Alguns países da Europa, como a Alemanha, preferiram abandonar o uso da energia nuclear nos últimos anos, enquanto iniciam uma tentativa de transição para matrizes energéticas mais limpas (solar e eólica). Mas é importante lembrar que essa transição ainda deve demorar anos, ou mesmo décadas, para se realizar.
Ainda em relação à questão energética, é importante retomar o fato de que as exportações russas de combustível vêm contribuindo de maneira fundamental para a retomada do poder russo após a crise que o país enfrentou com a queda da União Soviética (1991).

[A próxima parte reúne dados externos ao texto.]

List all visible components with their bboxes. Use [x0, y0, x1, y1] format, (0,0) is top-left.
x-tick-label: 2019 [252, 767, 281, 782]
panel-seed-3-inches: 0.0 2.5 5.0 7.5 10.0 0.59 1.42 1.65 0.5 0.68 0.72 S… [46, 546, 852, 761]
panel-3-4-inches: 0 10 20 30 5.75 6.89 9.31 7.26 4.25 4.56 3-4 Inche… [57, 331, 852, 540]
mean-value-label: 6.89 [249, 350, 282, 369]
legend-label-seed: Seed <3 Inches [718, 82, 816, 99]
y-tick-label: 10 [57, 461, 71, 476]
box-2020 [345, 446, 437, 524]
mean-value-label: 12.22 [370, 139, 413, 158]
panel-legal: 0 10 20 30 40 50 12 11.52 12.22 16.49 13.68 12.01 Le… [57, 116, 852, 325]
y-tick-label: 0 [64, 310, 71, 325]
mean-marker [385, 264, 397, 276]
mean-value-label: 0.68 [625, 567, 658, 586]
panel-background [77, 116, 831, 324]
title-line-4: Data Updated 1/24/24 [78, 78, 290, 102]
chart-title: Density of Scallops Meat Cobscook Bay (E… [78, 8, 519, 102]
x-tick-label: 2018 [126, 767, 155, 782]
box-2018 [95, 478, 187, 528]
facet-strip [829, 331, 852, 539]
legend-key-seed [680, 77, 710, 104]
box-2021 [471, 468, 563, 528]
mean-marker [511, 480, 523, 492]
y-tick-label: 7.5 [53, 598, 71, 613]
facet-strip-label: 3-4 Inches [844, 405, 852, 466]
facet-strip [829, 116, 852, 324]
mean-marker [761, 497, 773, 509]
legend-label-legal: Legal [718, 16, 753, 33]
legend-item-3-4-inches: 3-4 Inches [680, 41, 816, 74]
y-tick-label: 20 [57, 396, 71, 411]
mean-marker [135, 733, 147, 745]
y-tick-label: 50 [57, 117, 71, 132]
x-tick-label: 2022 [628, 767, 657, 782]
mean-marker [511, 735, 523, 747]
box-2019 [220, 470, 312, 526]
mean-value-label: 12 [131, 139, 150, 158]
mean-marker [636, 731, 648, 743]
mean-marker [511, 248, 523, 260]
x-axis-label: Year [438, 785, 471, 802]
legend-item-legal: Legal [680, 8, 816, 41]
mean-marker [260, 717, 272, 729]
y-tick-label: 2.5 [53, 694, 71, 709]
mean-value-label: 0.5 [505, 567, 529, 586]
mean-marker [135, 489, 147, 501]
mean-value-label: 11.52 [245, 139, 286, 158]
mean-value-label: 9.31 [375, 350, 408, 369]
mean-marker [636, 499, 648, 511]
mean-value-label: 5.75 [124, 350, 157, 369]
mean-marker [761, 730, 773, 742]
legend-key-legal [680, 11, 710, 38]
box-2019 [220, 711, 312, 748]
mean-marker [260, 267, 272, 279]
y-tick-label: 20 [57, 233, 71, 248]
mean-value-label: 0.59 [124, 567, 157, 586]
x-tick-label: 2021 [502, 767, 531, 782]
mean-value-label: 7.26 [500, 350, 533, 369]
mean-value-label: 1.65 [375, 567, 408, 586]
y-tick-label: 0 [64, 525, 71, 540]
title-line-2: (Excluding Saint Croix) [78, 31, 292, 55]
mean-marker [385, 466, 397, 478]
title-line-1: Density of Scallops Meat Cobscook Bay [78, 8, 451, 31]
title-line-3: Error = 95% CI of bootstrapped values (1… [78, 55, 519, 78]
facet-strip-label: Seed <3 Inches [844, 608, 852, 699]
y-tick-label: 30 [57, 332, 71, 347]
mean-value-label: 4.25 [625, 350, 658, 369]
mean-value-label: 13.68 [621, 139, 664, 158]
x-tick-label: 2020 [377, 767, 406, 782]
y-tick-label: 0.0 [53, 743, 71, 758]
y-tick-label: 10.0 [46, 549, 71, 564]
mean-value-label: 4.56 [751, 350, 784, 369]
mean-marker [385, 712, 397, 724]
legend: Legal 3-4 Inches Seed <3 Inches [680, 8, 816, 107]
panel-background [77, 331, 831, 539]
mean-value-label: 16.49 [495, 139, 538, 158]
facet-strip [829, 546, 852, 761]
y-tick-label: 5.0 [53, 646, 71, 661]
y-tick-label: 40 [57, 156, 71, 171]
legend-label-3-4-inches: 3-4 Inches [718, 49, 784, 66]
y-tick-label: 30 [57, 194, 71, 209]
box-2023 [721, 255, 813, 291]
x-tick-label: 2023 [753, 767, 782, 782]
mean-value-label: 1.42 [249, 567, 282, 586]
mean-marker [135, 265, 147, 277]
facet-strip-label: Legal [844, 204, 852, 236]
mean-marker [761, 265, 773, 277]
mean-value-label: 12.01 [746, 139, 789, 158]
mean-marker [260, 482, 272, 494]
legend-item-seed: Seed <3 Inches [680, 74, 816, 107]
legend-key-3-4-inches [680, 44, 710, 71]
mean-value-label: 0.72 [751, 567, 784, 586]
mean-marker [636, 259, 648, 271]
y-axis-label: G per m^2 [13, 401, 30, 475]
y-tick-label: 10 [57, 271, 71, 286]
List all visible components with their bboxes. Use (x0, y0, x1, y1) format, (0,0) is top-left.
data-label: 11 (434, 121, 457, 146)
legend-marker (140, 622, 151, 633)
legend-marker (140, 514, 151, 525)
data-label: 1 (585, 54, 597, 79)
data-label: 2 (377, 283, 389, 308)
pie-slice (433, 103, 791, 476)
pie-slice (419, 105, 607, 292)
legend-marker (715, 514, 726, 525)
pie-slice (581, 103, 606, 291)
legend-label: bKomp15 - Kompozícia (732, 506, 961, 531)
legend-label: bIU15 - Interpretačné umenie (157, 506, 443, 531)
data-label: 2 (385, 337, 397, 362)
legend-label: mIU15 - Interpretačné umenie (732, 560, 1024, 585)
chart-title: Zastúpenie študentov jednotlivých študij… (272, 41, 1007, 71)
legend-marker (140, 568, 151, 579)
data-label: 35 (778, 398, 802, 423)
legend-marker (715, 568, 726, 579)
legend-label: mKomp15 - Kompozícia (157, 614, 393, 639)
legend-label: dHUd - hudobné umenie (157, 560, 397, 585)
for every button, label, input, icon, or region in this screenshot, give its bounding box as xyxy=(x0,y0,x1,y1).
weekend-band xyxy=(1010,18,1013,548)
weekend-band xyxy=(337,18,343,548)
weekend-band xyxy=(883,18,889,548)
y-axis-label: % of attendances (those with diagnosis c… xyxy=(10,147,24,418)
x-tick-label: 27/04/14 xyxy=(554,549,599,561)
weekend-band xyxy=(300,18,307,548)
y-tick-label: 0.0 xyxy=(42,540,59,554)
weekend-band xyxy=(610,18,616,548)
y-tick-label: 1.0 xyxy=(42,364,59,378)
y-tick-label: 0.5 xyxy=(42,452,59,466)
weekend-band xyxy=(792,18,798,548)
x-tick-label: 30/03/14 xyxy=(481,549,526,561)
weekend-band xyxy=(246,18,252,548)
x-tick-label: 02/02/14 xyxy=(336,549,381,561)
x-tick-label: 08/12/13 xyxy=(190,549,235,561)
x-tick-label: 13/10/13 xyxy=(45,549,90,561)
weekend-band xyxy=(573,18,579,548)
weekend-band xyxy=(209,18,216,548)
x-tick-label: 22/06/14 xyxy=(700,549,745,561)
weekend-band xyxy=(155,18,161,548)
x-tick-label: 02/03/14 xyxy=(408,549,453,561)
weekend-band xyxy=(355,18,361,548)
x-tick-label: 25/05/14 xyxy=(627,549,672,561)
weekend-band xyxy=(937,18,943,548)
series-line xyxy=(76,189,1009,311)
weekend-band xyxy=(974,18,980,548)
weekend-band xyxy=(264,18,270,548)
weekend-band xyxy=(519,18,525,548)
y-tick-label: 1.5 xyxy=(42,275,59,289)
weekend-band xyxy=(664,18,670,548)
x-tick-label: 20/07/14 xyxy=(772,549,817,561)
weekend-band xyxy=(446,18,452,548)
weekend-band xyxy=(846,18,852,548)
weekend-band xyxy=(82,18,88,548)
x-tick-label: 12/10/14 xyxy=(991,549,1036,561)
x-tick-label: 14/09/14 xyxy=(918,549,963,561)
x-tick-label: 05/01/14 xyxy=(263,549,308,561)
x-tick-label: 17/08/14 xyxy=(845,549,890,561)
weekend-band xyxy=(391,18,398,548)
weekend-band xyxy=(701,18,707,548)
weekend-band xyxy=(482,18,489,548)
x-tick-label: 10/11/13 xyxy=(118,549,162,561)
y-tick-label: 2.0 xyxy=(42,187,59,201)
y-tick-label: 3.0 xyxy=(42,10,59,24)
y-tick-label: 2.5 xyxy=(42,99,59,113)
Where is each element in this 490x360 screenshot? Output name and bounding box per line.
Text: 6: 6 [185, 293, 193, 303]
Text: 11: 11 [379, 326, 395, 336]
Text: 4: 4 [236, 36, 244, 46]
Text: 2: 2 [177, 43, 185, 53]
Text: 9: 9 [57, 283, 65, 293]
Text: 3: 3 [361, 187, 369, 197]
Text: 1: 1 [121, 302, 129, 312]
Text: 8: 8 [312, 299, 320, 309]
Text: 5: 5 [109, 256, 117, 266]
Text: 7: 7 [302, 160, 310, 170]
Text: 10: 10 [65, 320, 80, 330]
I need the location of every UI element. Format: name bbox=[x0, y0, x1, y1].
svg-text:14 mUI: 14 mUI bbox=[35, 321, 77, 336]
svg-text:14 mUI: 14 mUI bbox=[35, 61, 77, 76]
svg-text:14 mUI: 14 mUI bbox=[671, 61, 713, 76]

Por fim, vale revisar a questão dos sistemas de transporte. O transporte dutoviário é um dos mais eficientes, em termos de custo/benefício. Mas, tende a tornar compradores e vendedores mais dependentes, sendo um modelo menos flexível. Após investir muitos recursos para a construção dos dutos, os agentes envolvidos (empresas e países) precisam utilizar as mesmas rotas para o transporte dos combustíveis. Já no caso dos sistemas fluviais, a desvantagem é que não basta que haja portos, é preciso que estes sejam equipados com estruturas para o embarque ou desembarque dos produtos.